The Minister said the country desperately needs another urea fertiliser plant to avoid import of urea after 2013. "At the moment we are self-sufficient till 2013 in urea production provided gas is supplied to fertiliser plants. Another urea fertiliser production plant must be operational by 2014 to avoid huge foreign exchange expenditure on urea import," Bijarani added. The country's present urea plants are facing 20 per cent curtailment in feed gas due to which the government is importing 0.225 million tons of urea.
Official sources told South Punjab news that Petroleum Ministry conveyed to MoI&P on several occasions that it cannot give any firm guarantee of gas availability for urea plants until gas is imported. On the other hand Ministry of Food and Agriculture (Minfa) and MoI&P are taking up this issue at different fora in an effort to ensure that there is no gas shortage for urea plants in years to come.
The German company's representative Lothar Jungemann presented a profile book to the Minister. The company delegation also discussed various aspects and possibilities for the establishment of a fertiliser plant in Kuwait. The delegation told the Minister that cost of fertiliser production in Kuwait could be cheaper and Pakistan has to bear transportation charges only.
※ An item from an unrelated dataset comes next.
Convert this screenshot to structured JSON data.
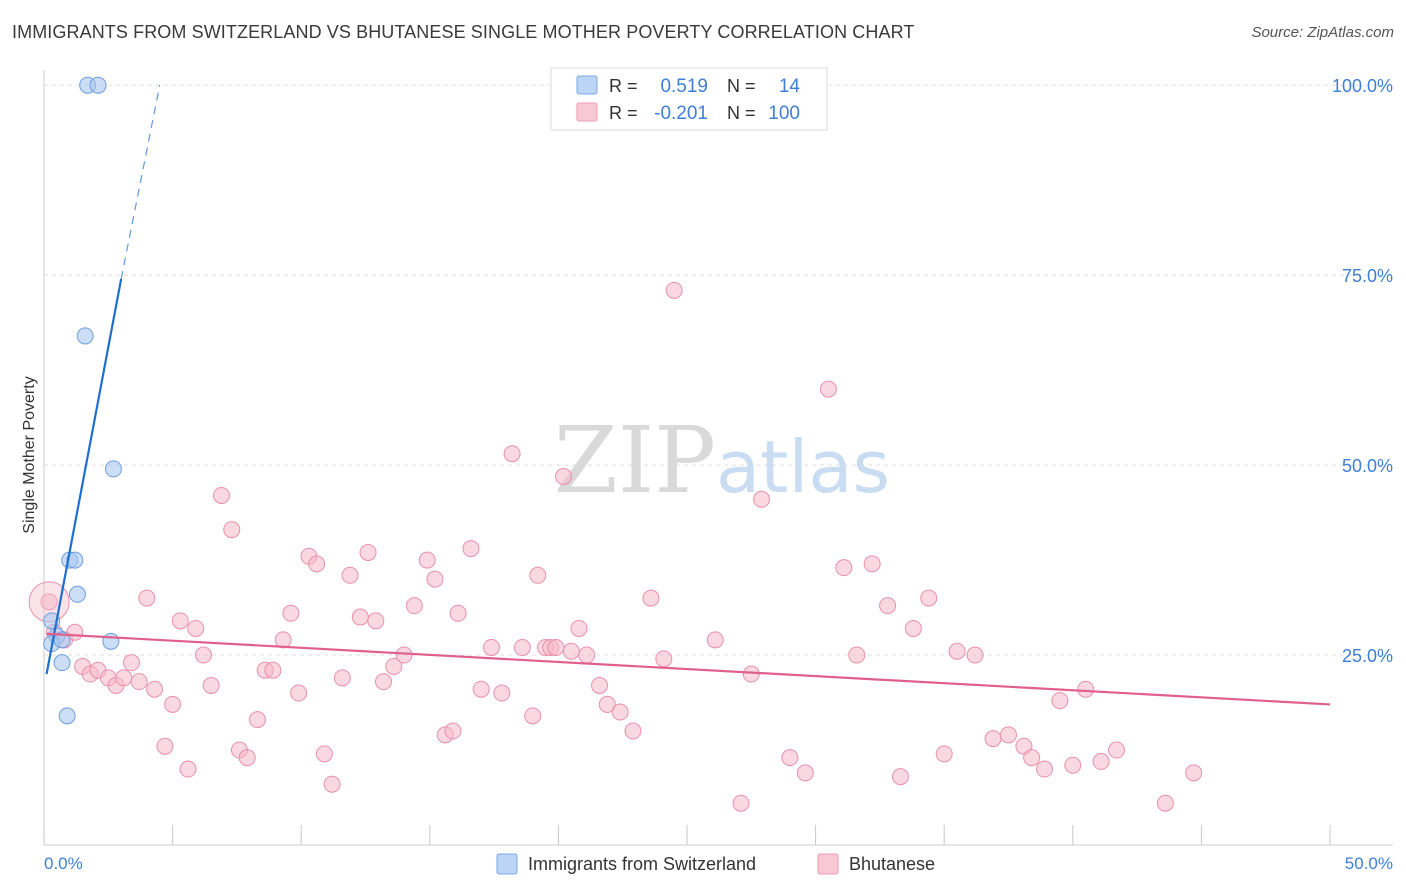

"We have suggested to the Minister for Industries and Production that the company is ready to establish urea plant in Kuwait or Qatar due to feed gas availability. The plant will be dedicated to Pakistan," said a Pakistani representative of the company Asad Ullah Kazmi. The Minister welcomed the proposal and said any investment proposal submitted to the government would be discussed in detail. "If a proposal is viable, then it would be submitted to the federal cabinet for formal approval," Bijarani added.
Sources in the Ministry of Water and Power told Business Recorder that 20 per cent curtailment in feed gas to the urea plants will continue this season so that fuel demands of the energy sector can be met. Urea fertiliser plants are exerting pressure to restore full feed gas supply but their efforts have remained fruitless to date.This thorny issue is expected to be discussed in detail at the Energy Summit to be presided over by Prime Minister Yousaf Raza Gilani. Both the Ministry of Water and Power and Ministry of Industries and Production are preparing working papers to plead their cases at the Summit. The government has imported 100,000 MT of urea through open tender and 130,000 MT through Saudi Basic Industries Corporation (SABIC).TCP has sent a reference to Economic Affairs Division (EAD) stating that Saudi Fund Development (SFD) credit facility of $100 million caters for approximately 250,000 metric tons of urea from SABIC. Under the ECC decision, the import from SABIC has been restricted to 125,000 MT, accordingly 100,000 MT has been imported through tender by the TCP.